Section: New Results
Register Allocation and ssa Form Properties
The work presented in this section is a joint work with members of the cec team at stm icroelectronics. It is the natural extension of the work described in Section 6.2 . It deals with the following problems related with register allocation: spilling, coalescing, and splitting. Register allocation consists in allocating abstract variables to physical registers, spilling chooses which variables to store in memory when there are too few registers to store all of them, coalescing is used to regroup two variables into one when possible, hence reducing the number of variables, and splitting does the converse. Understanding the interactions between these three techniques is the heart of our work.

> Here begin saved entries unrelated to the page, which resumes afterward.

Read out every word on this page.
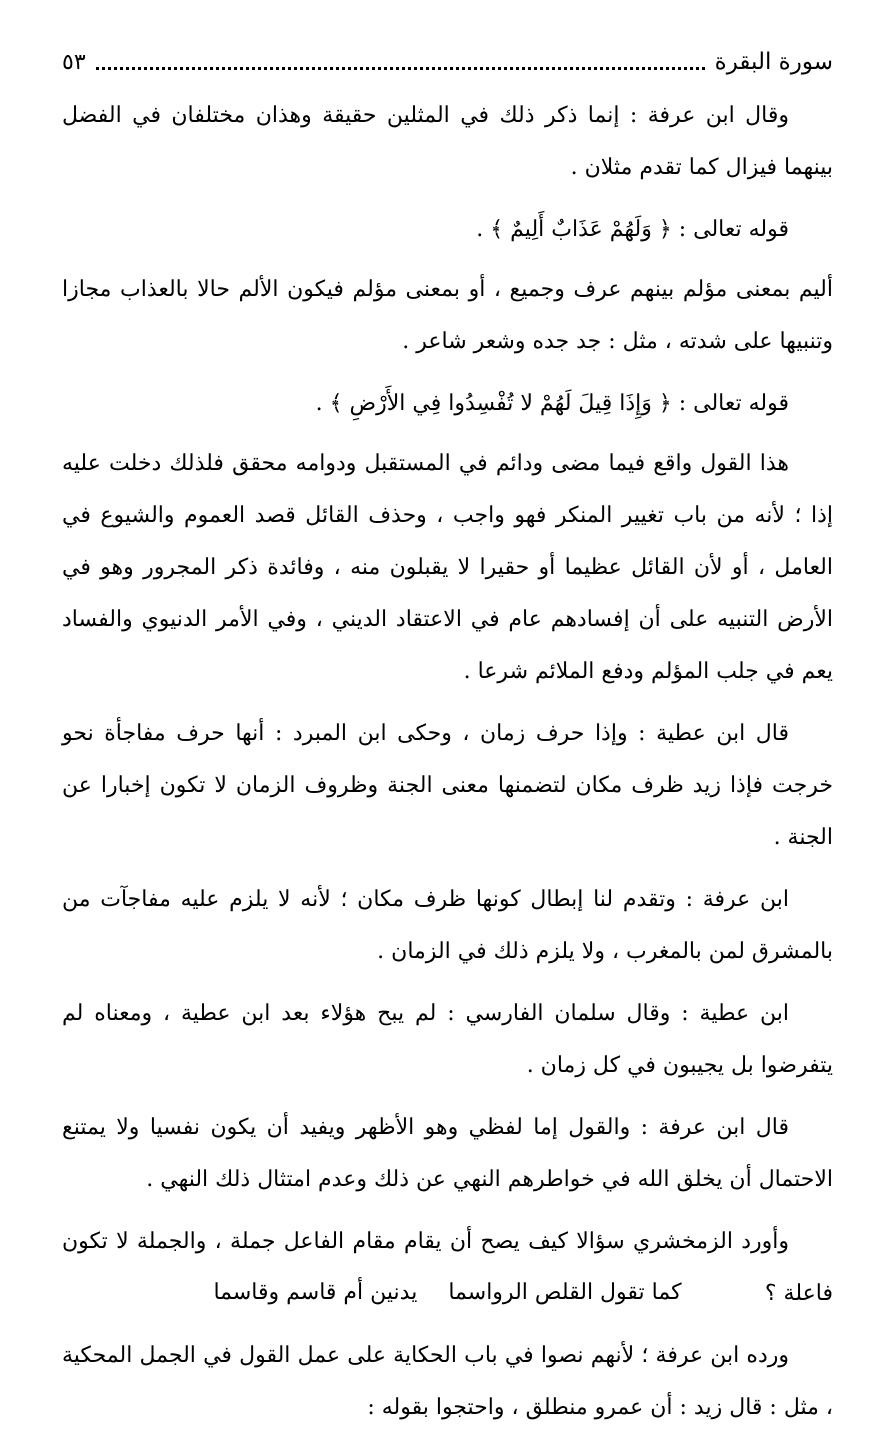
سورة البقرة
٥٣

وقال ابن عرفة : إنما ذكر ذلك في المثلين حقيقة وهذان مختلفان في الفضل بينهما فيزال كما تقدم مثلان .

قوله تعالى : ﴿ وَلَهُمْ عَذَابٌ أَلِيمٌ ﴾ .

أليم بمعنى مؤلم بينهم عرف وجميع ، أو بمعنى مؤلم فيكون الألم حالا بالعذاب مجازا وتنبيها على شدته ، مثل : جد جده وشعر شاعر .

قوله تعالى : ﴿ وَإِذَا قِيلَ لَهُمْ لا تُفْسِدُوا فِي الأَرْضِ ﴾ .

هذا القول واقع فيما مضى ودائم في المستقبل ودوامه محقق فلذلك دخلت عليه إذا ؛ لأنه من باب تغيير المنكر فهو واجب ، وحذف القائل قصد العموم والشيوع في العامل ، أو لأن القائل عظيما أو حقيرا لا يقبلون منه ، وفائدة ذكر المجرور وهو في الأرض التنبيه على أن إفسادهم عام في الاعتقاد الديني ، وفي الأمر الدنيوي والفساد يعم في جلب المؤلم ودفع الملائم شرعا .

قال ابن عطية : وإذا حرف زمان ، وحكى ابن المبرد : أنها حرف مفاجأة نحو خرجت فإذا زيد ظرف مكان لتضمنها معنى الجنة وظروف الزمان لا تكون إخبارا عن الجنة .

ابن عرفة : وتقدم لنا إبطال كونها ظرف مكان ؛ لأنه لا يلزم عليه مفاجآت من بالمشرق لمن بالمغرب ، ولا يلزم ذلك في الزمان .

ابن عطية : وقال سلمان الفارسي : لم يبح هؤلاء بعد ابن عطية ، ومعناه لم يتفرضوا بل يجيبون في كل زمان .

قال ابن عرفة : والقول إما لفظي وهو الأظهر ويفيد أن يكون نفسيا ولا يمتنع الاحتمال أن يخلق الله في خواطرهم النهي عن ذلك وعدم امتثال ذلك النهي .

وأورد الزمخشري سؤالا كيف يصح أن يقام مقام الفاعل جملة ، والجملة لا تكون فاعلة ؟

ورده ابن عرفة ؛ لأنهم نصوا في باب الحكاية على عمل القول في الجمل المحكية ، مثل : قال زيد : أن عمرو منطلق ، واحتجوا بقوله :

كما تقول القلص الرواسما يدنين أم قاسم وقاسما
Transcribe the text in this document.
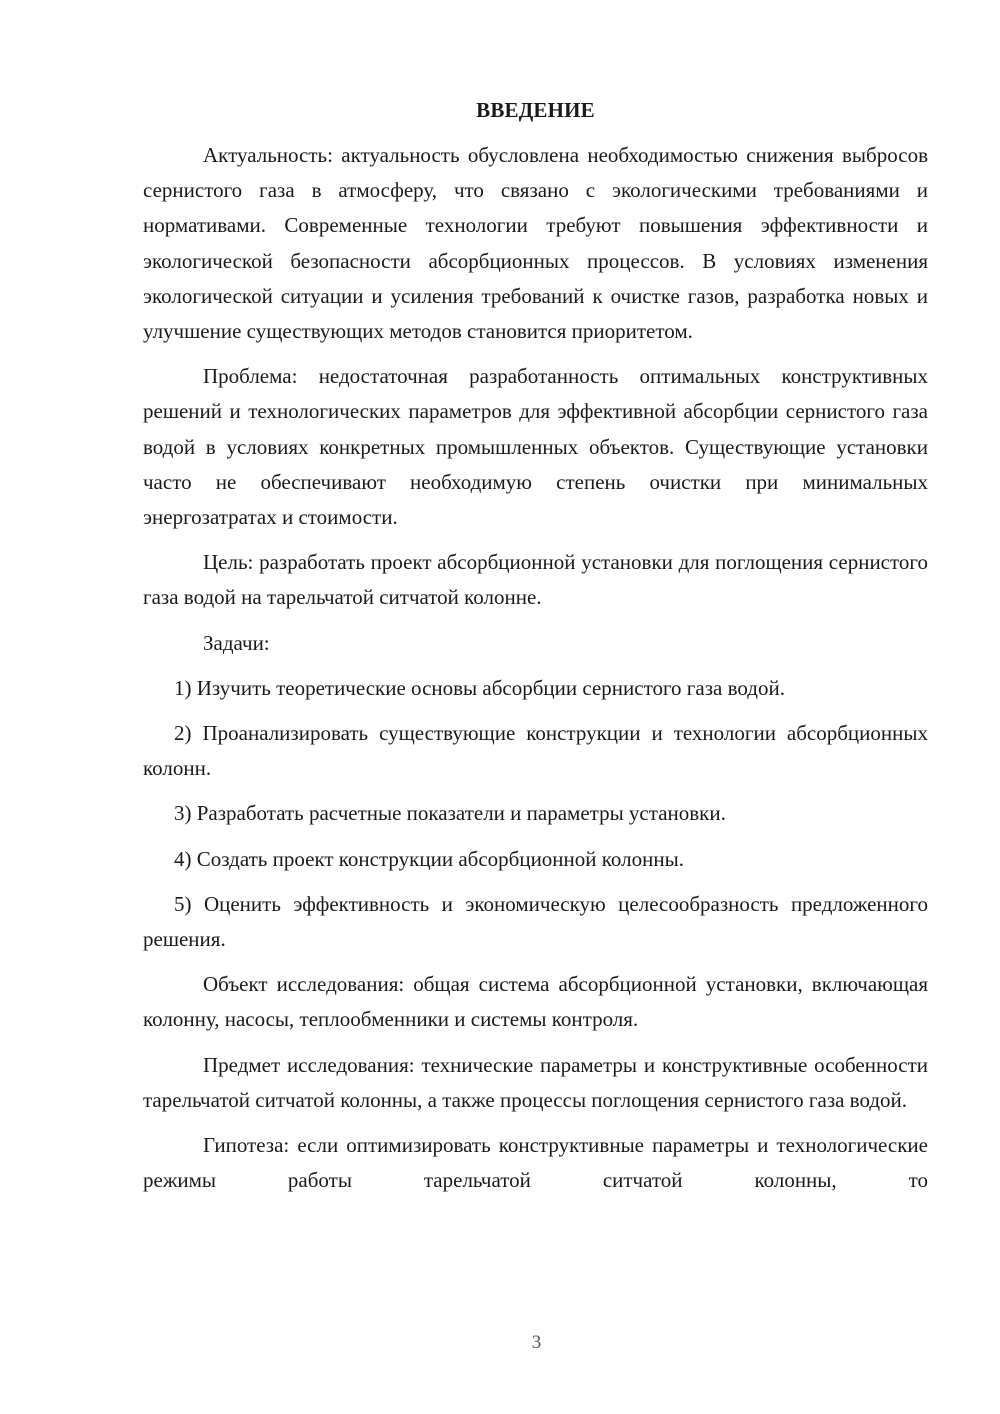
ВВЕДЕНИЕ

Актуальность: актуальность обусловлена необходимостью снижения выбросов сернистого газа в атмосферу, что связано с экологическими требованиями и нормативами. Современные технологии требуют повышения эффективности и экологической безопасности абсорбционных процессов. В условиях изменения экологической ситуации и усиления требований к очистке газов, разработка новых и улучшение существующих методов становится приоритетом.

Проблема: недостаточная разработанность оптимальных конструктивных решений и технологических параметров для эффективной абсорбции сернистого газа водой в условиях конкретных промышленных объектов. Существующие установки часто не обеспечивают необходимую степень очистки при минимальных энергозатратах и стоимости.

Цель: разработать проект абсорбционной установки для поглощения сернистого газа водой на тарельчатой ситчатой колонне.

Задачи:

1) Изучить теоретические основы абсорбции сернистого газа водой.

2) Проанализировать существующие конструкции и технологии абсорбционных колонн.

3) Разработать расчетные показатели и параметры установки.

4) Создать проект конструкции абсорбционной колонны.

5) Оценить эффективность и экономическую целесообразность предложенного решения.

Объект исследования: общая система абсорбционной установки, включающая колонну, насосы, теплообменники и системы контроля.

Предмет исследования: технические параметры и конструктивные особенности тарельчатой ситчатой колонны, а также процессы поглощения сернистого газа водой.

Гипотеза: если оптимизировать конструктивные параметры и технологические режимы работы тарельчатой ситчатой колонны, то

3
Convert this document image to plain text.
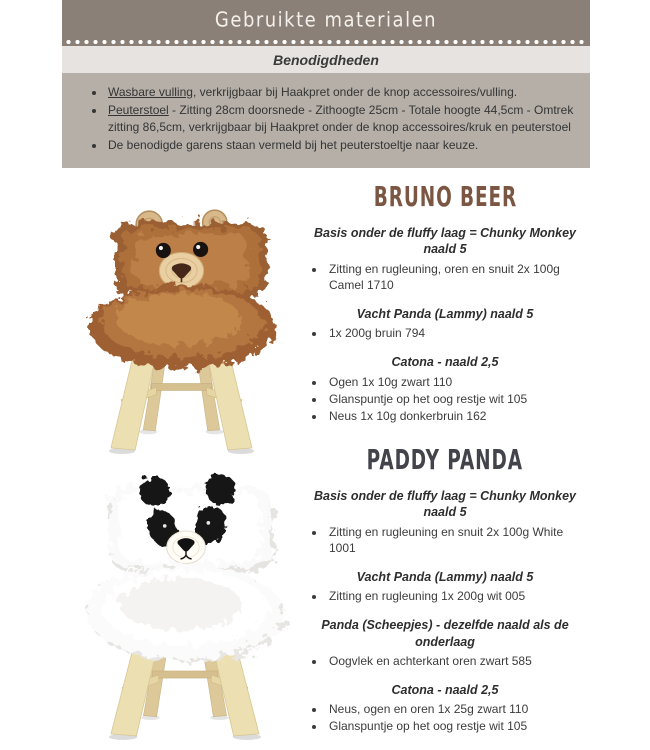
Gebruikte materialen
Benodigdheden
• Wasbare vulling, verkrijgbaar bij Haakpret onder de knop accessoires/vulling.
• Peuterstoel - Zitting 28cm doorsnede - Zithoogte 25cm - Totale hoogte 44,5cm - Omtrek zitting 86,5cm, verkrijgbaar bij Haakpret onder de knop accessoires/kruk en peuterstoel
• De benodigde garens staan vermeld bij het peuterstoeltje naar keuze.
BRUNO BEER
Basis onder de fluffy laag = Chunky Monkey naald 5
• Zitting en rugleuning, oren en snuit 2x 100g Camel 1710
Vacht Panda (Lammy) naald 5
• 1x 200g bruin 794
Catona - naald 2,5
• Ogen 1x 10g zwart 110
• Glanspuntje op het oog restje wit 105
• Neus 1x 10g donkerbruin 162
PADDY PANDA
Basis onder de fluffy laag = Chunky Monkey naald 5
• Zitting en rugleuning en snuit 2x 100g White 1001
Vacht Panda (Lammy) naald 5
• Zitting en rugleuning 1x 200g wit 005
Panda (Scheepjes) - dezelfde naald als de onderlaag
• Oogvlek en achterkant oren zwart 585
Catona - naald 2,5
• Neus, ogen en oren 1x 25g zwart 110
• Glanspuntje op het oog restje wit 105
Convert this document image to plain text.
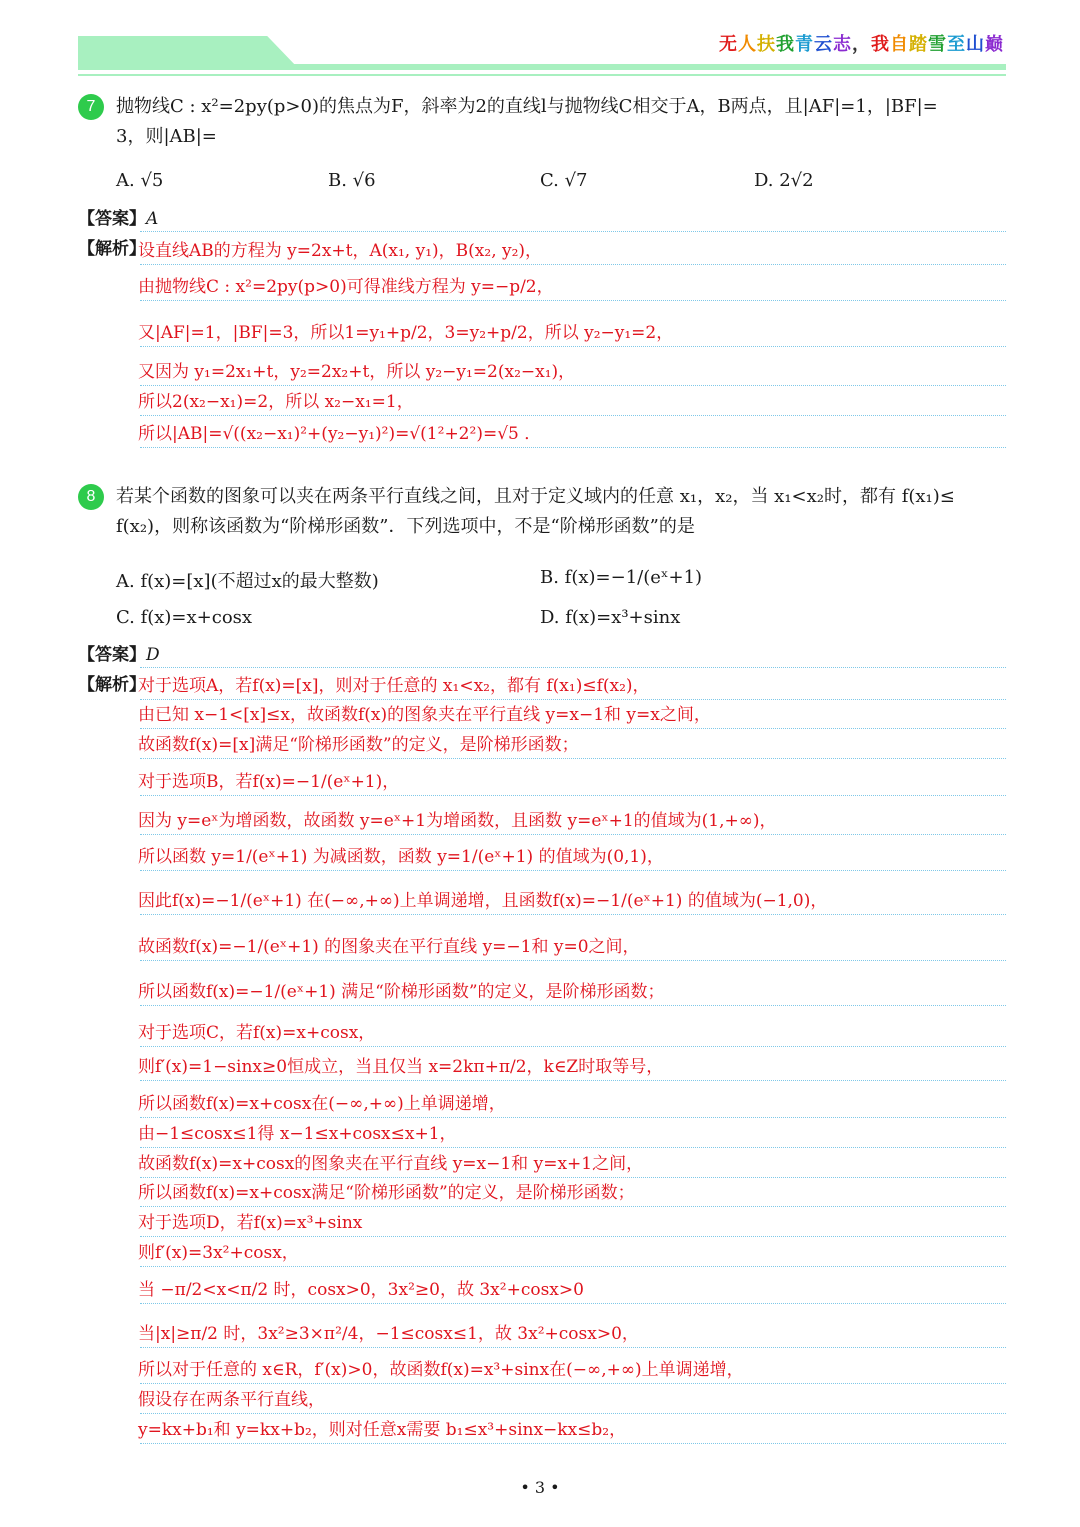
无人扶我青云志，我自踏雪至山巅
7	抛物线C : x²=2py(p>0)的焦点为F，斜率为2的直线l与抛物线C相交于A，B两点，且|AF|=1，|BF|=
3，则|AB|=
A. √5	B. √6	C. √7	D. 2√2
【答案】A
【解析】
设直线AB的方程为 y=2x+t，A(x₁, y₁)，B(x₂, y₂)，
由抛物线C : x²=2py(p>0)可得准线方程为 y=−p/2，
又|AF|=1，|BF|=3，所以1=y₁+p/2，3=y₂+p/2，所以 y₂−y₁=2，
又因为 y₁=2x₁+t，y₂=2x₂+t，所以 y₂−y₁=2(x₂−x₁)，
所以2(x₂−x₁)=2，所以 x₂−x₁=1，
所以|AB|=√((x₂−x₁)²+(y₂−y₁)²)=√(1²+2²)=√5 ．
8	若某个函数的图象可以夹在两条平行直线之间，且对于定义域内的任意 x₁，x₂，当 x₁<x₂时，都有 f(x₁)≤
f(x₂)，则称该函数为“阶梯形函数”．下列选项中，不是“阶梯形函数”的是
A. f(x)=[x](不超过x的最大整数)	B. f(x)=−1/(eˣ+1)
C. f(x)=x+cosx	D. f(x)=x³+sinx
【答案】D
【解析】
对于选项A，若f(x)=[x]，则对于任意的 x₁<x₂，都有 f(x₁)≤f(x₂)，
由已知 x−1<[x]≤x，故函数f(x)的图象夹在平行直线 y=x−1和 y=x之间，
故函数f(x)=[x]满足“阶梯形函数”的定义，是阶梯形函数；
对于选项B，若f(x)=−1/(eˣ+1)，
因为 y=eˣ为增函数，故函数 y=eˣ+1为增函数，且函数 y=eˣ+1的值域为(1,+∞)，
所以函数 y=1/(eˣ+1) 为减函数，函数 y=1/(eˣ+1) 的值域为(0,1)，
因此f(x)=−1/(eˣ+1) 在(−∞,+∞)上单调递增，且函数f(x)=−1/(eˣ+1) 的值域为(−1,0)，
故函数f(x)=−1/(eˣ+1) 的图象夹在平行直线 y=−1和 y=0之间，
所以函数f(x)=−1/(eˣ+1) 满足“阶梯形函数”的定义，是阶梯形函数；
对于选项C，若f(x)=x+cosx，
则f′(x)=1−sinx≥0恒成立，当且仅当 x=2kπ+π/2，k∈Z时取等号，
所以函数f(x)=x+cosx在(−∞,+∞)上单调递增，
由−1≤cosx≤1得 x−1≤x+cosx≤x+1，
故函数f(x)=x+cosx的图象夹在平行直线 y=x−1和 y=x+1之间，
所以函数f(x)=x+cosx满足“阶梯形函数”的定义，是阶梯形函数；
对于选项D，若f(x)=x³+sinx
则f′(x)=3x²+cosx，
当 −π/2<x<π/2 时，cosx>0，3x²≥0，故 3x²+cosx>0
当|x|≥π/2 时，3x²≥3×π²/4，−1≤cosx≤1，故 3x²+cosx>0，
所以对于任意的 x∈R，f′(x)>0，故函数f(x)=x³+sinx在(−∞,+∞)上单调递增，
假设存在两条平行直线，
y=kx+b₁和 y=kx+b₂，则对任意x需要 b₁≤x³+sinx−kx≤b₂，
• 3 •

Register allocation Register allocation is one of the most studied problems in compilation. It is considered as an NP-complete problem since Chaitin et al., in 1981, modeled the problem of assigning temporary variables to k machine registers as the problem of coloring, with k colors, the interference graph associated to the variables. The fact that the interference graph can be arbitrary proves the NP-completeness of this formulation. However, this original proof does not really show where the complexity of register allocation comes from. Recently, the re-discovery that interference graphs of SSA programs can be colored in polynomial time raised the question: Can we use SSA to do register allocation in polynomial time, without contradicting Chaitin et al's NP-completeness result? To address such a question and, more generally, the complexity of register allocation, we have revisited Chaitin et al's proof to identify the interactions between spilling, coalescing/splitting, critical edges, and coloring. Our study shows that the NP-completeness of register allocation is not due to the coloring phase, as may suggest a misinterpretation of the reduction of Chaitin et al. from graph k-coloring. If live-range splitting is taken into account, deciding if k registers are enough or if some spilling is necessary is not as hard as one might think. The NP-completeness of register allocation is due to three factors: the presence of critical edges or not, the optimization of spilling costs (if k registers are not enough) and of coalescing costs, i.e., which live-ranges should be fused while keeping the graph k-colorable. These results have been presented at WDDD  and LCPC  .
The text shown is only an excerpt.